Showing posts with label nlp. Show all posts
Showing posts with label nlp. Show all posts

Sunday 27 May 2012

Natural Language Processing Course


Over the first few months of this year I have been taking part in a mass online learning course in Natural Language Processing (NLP) run by Stanford University.  They publicised a group of eight courses at the end of last year and I didn't hesitate to sign up to the Natural Language Processing course knowing it would fit very well with things I'm working on in my professional role where I'm doing more and more with text analytics and continuing my work in speech to text.  There were others I could easily have signed up for too, things like security or machine learning, more or less all of them are relevant for something I'm doing.  However, given the time commitment required I decided to fully commit to one course and the NLP one was to be it.

I passed the course with a grade of 85% which was well above the required 70% pass mark.  However, the effort and time required to get there was way more than I was expecting and quite a lot more than the expected time the lecturers (Chris Manning and Dan Jurafsky) had said.  From memory it was an 8 week course with 10 hours a week required effort to complete the work. As it went on the amount of time required went up significantly, so rather than the 80 hours total I think I spent more like 1½ times that at over 120 hours!

There were four of us at work (that I know of) who embarked on the course but due to the commitment of time I've mentioned above only myself and Dale finished.  By the way, Dale has written an excellent post on the structure and content of the course so I'd suggest reading his blog for more details on that stuff, there's little point in me re-posting it as he's written such a good summary.

In terms of the participants on the course, it seems to have been quite a success for Stanford University - this is the first time they have run courses in this way it seems.  The lecturers gave us some statistics at a couple of strategic points throughout the course and it seems there were around 40,000 people registering an interest, of which around 5000 were watching the lecture material and around 2000 completed the course having taken part in the homework assignments.

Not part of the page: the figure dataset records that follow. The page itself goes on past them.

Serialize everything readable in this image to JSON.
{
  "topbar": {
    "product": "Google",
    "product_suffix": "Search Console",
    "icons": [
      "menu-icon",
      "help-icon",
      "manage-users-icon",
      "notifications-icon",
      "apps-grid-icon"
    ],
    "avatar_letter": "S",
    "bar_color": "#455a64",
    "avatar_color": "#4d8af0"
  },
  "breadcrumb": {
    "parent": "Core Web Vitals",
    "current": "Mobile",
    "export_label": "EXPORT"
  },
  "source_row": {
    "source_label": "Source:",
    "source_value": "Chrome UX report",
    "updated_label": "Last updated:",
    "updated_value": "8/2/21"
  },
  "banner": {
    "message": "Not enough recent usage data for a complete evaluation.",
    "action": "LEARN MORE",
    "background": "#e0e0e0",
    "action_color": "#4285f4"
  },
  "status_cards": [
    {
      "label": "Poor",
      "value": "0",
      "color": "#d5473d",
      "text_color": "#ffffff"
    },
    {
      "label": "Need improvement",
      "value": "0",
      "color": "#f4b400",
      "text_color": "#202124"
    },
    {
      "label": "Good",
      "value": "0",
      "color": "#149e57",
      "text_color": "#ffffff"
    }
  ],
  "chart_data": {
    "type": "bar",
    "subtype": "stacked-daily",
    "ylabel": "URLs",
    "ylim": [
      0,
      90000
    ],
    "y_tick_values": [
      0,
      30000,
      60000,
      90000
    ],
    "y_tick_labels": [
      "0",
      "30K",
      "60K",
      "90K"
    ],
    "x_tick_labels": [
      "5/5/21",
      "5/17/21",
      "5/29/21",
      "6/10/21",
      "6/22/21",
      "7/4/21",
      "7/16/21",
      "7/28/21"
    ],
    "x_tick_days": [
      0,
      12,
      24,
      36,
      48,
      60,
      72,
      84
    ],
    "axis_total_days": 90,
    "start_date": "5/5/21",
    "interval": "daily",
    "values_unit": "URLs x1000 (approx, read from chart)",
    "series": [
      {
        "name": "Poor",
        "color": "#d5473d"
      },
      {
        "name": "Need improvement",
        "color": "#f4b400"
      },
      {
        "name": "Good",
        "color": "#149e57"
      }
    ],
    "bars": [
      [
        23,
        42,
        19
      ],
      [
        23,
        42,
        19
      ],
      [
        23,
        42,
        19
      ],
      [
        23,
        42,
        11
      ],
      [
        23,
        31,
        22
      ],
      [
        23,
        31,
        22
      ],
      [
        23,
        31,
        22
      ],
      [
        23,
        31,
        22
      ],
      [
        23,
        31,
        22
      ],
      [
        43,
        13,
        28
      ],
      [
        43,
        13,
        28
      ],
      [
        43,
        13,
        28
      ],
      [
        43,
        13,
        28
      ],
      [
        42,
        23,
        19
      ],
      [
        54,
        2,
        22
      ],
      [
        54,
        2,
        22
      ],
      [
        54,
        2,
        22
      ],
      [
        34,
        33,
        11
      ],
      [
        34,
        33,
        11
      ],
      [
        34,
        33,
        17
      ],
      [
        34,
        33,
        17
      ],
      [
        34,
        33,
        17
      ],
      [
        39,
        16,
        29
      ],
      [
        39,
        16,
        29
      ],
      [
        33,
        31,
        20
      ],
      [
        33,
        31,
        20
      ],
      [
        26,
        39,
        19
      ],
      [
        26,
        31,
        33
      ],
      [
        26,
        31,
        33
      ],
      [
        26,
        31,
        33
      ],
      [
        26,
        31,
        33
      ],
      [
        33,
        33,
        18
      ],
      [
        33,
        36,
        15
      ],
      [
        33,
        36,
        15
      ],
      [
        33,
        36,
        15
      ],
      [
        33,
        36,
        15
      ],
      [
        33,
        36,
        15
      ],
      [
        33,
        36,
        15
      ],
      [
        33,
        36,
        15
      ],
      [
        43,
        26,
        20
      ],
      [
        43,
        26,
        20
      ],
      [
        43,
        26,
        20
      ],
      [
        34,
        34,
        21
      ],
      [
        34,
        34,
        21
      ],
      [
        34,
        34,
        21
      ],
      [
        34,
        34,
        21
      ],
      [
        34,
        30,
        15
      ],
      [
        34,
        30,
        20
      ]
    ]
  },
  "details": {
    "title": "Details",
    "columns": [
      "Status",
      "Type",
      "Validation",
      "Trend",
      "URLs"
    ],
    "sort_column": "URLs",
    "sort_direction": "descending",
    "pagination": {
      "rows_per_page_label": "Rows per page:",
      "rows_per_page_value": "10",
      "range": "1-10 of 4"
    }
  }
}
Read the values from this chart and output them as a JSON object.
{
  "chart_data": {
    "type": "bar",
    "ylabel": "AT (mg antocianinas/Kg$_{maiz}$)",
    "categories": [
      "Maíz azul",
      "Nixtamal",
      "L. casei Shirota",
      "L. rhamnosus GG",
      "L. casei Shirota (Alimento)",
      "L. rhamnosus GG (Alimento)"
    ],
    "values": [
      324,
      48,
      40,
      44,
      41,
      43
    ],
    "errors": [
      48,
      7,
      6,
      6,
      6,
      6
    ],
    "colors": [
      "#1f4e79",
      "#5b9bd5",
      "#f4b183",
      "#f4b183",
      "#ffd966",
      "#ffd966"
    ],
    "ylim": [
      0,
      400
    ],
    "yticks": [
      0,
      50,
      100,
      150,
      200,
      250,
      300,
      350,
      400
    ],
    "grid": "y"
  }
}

I'm glad I committed as much as I did.  If I were one of the 5000 just watching the lectures and not doing the homework material I don't think I would have got as much out of it, but the added time required to complete the homework was significant so perhaps there's a trade-off here?  It's certainly the first time I've committed this much of my own personal time (it took over the lives of myself and Dale for quite a few weeks) as I was too busy at work to spend many business hours working on the course so it was all done in evenings and weekends.  That's certainly one piece of feedback I gave at the end of the course, Stanford could make the course timing more flexible but also allow more time for the course to be completed.

My experience with the way the assignments were marked was a little different to the way Dale has described in his post.  I was already very familiar with the concepts of test, development and held-out sets (three different sets of data used when training NLP systems) so wasn't surprised to see that the modules in the course didn't necessarily have an exact answer to them or more precisely that the code your wrote to perfectly analyse some data on your local system may not get full marks as it was marked against a different data set.  This may seem unfair but is common practice in all NLP system training that I know of.

All in all, an excellent course that I'm glad I did.  From what I hear of the other courses, they're not as deeply involved as the NLP course so I may well give another one a go in the future but for now I need to get a little of my life back and have a well earned rest from education.